Leitsatz
Fragt der Prozessbevollmächtigte der Beklagten telefonisch bei dem Prozessbevollmächtigten des Klägers an, ob eine Klagrücknahme erwogen werde, und wird diese Frage dahingehend beantwortet, dass dies noch nicht entschieden sei, wird hierdurch noch keine Terminsgebühr gem. Nr. 3104 VV, Vorbem. 3 Abs. 3 S. 3 Nr. 2 VV ausgelöst.
OLG Hamburg, Beschl. v. 15.6.2016 – 8 W 60/16
1 Aus den Gründen
Die nach §§ 104 Abs. 3, 567, 569 ZPO zulässige sofortige Beschwerde ist begründet. Der Kläger wendet sich zu Recht gegen die vom LG im angefochtenen Kostenfestsetzungsbeschluss vertretene Auffassung, wonach eine Terminsgebühr zugunsten des Prozessbevollmächtigten der Beklagten zu 1) und zu 2) aufgrund eines außergerichtlich geführten Telefonates mit der Prozessbevollmächtigten des Klägers entstanden sei.

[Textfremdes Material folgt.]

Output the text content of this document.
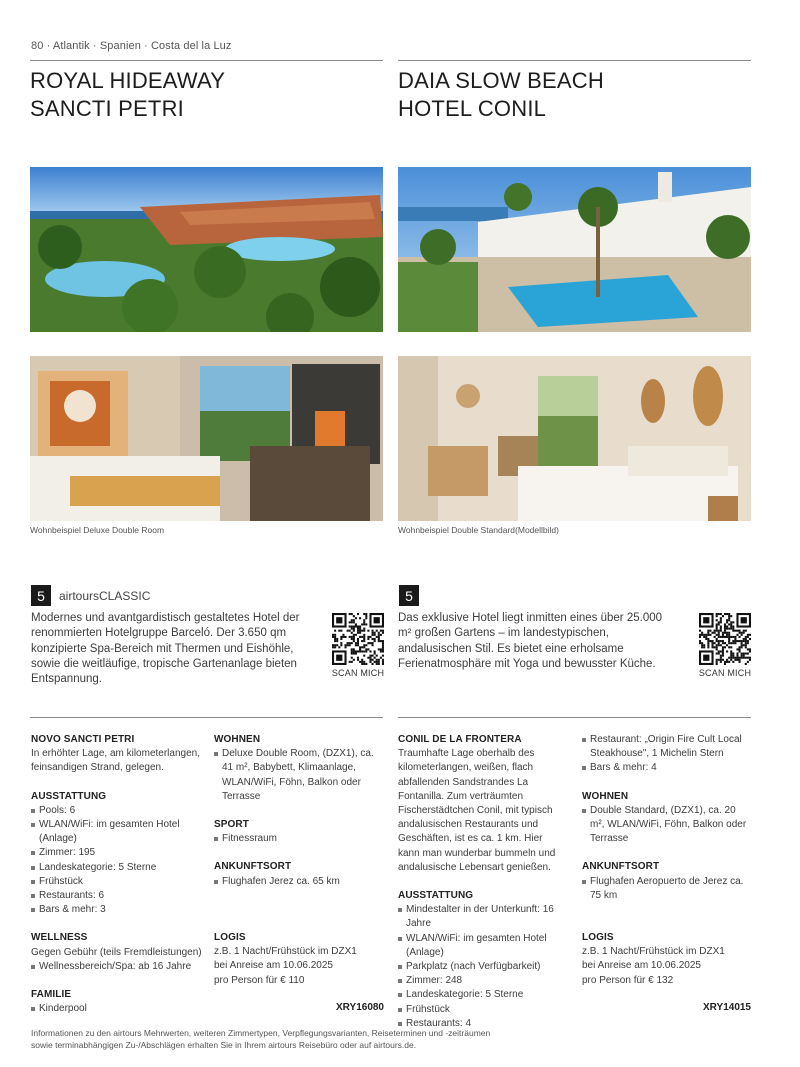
80 · Atlantik · Spanien · Costa del la Luz
ROYAL HIDEAWAY
SANCTI PETRI
DAIA SLOW BEACH
HOTEL CONIL
Wohnbeispiel Deluxe Double Room	Wohnbeispiel Double Standard(Modellbild)
5	airtoursCLASSIC	5
Modernes und avantgardistisch gestaltetes Hotel der renommierten Hotelgruppe Barceló. Der 3.650 qm konzipierte Spa-Bereich mit Thermen und Eishöhle, sowie die weitläufige, tropische Gartenanlage bieten Entspannung.
Das exklusive Hotel liegt inmitten eines über 25.000 m² großen Gartens – im landestypischen, andalusischen Stil. Es bietet eine erholsame Ferienatmosphäre mit Yoga und bewusster Küche.
SCAN MICH	SCAN MICH
NOVO SANCTI PETRI
In erhöhter Lage, am kilometerlangen, feinsandigen Strand, gelegen.
AUSSTATTUNG
Pools: 6
WLAN/WiFi: im gesamten Hotel (Anlage)
Zimmer: 195
Landeskategorie: 5 Sterne
Frühstück
Restaurants: 6
Bars & mehr: 3
WELLNESS
Gegen Gebühr (teils Fremdleistungen)
Wellnessbereich/Spa: ab 16 Jahre
FAMILIE
Kinderpool
WOHNEN
Deluxe Double Room, (DZX1), ca. 41 m², Babybett, Klimaanlage, WLAN/WiFi, Föhn, Balkon oder Terrasse
SPORT
Fitnessraum
ANKUNFTSORT
Flughafen Jerez ca. 65 km
LOGIS
z.B. 1 Nacht/Frühstück im DZX1
bei Anreise am 10.06.2025
pro Person für € 110
XRY16080
CONIL DE LA FRONTERA
Traumhafte Lage oberhalb des kilometerlangen, weißen, flach abfallenden Sandstrandes La Fontanilla. Zum verträumten Fischerstädtchen Conil, mit typisch andalusischen Restaurants und Geschäften, ist es ca. 1 km. Hier kann man wunderbar bummeln und andalusische Lebensart genießen.
AUSSTATTUNG
Mindestalter in der Unterkunft: 16 Jahre
WLAN/WiFi: im gesamten Hotel (Anlage)
Parkplatz (nach Verfügbarkeit)
Zimmer: 248
Landeskategorie: 5 Sterne
Frühstück
Restaurants: 4
Restaurant: „Origin Fire Cult Local Steakhouse", 1 Michelin Stern
Bars & mehr: 4
WOHNEN
Double Standard, (DZX1), ca. 20 m², WLAN/WiFi, Föhn, Balkon oder Terrasse
ANKUNFTSORT
Flughafen Aeropuerto de Jerez ca. 75 km
LOGIS
z.B. 1 Nacht/Frühstück im DZX1
bei Anreise am 10.06.2025
pro Person für € 132
XRY14015
Informationen zu den airtours Mehrwerten, weiteren Zimmertypen, Verpflegungsvarianten, Reiseterminen und -zeiträumen
sowie terminabhängigen Zu-/Abschlägen erhalten Sie in Ihrem airtours Reisebüro oder auf airtours.de.
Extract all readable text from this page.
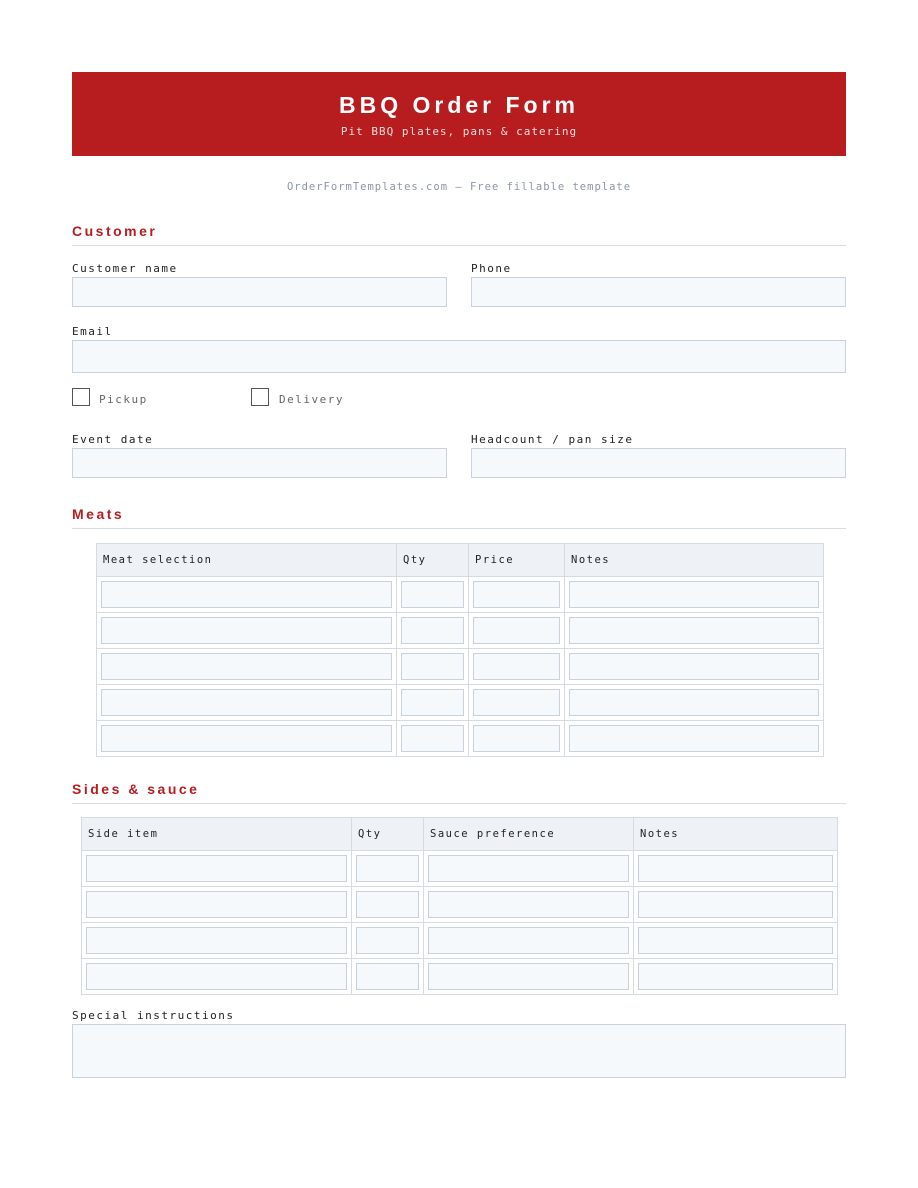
BBQ Order Form
Pit BBQ plates, pans & catering
OrderFormTemplates.com — Free fillable template
Customer
Customer name	Phone
Email
Pickup	Delivery
Event date	Headcount / pan size
Meats
Meat selection	Qty	Price	Notes

Sides & sauce
Side item	Qty	Sauce preference	Notes

Special instructions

Unstreitig haben die Prozessbevollmächtigten der Parteien außergerichtlich miteinander telefoniert. Nachdem nach Erstellung eines Sachverständigengutachtens den Parteien vom Gericht Gelegenheit zur Stellungnahme gegeben worden, eine Stellungnahme des Klägers aber nicht eingegangen war, hat der Prozessbevollmächtigte der Beklagten zu 1) und zu 2) die Klägervertreterin am 7.3.2016 angerufen und gefragt, ob eine Klagrücknahme erwogen werde. Diese Frage ist von der Klägervertreterin damit beantwortet worden, dass dies noch nicht entschieden sei.
Dies reicht für das Entstehen einer Terminsgebühr nicht aus.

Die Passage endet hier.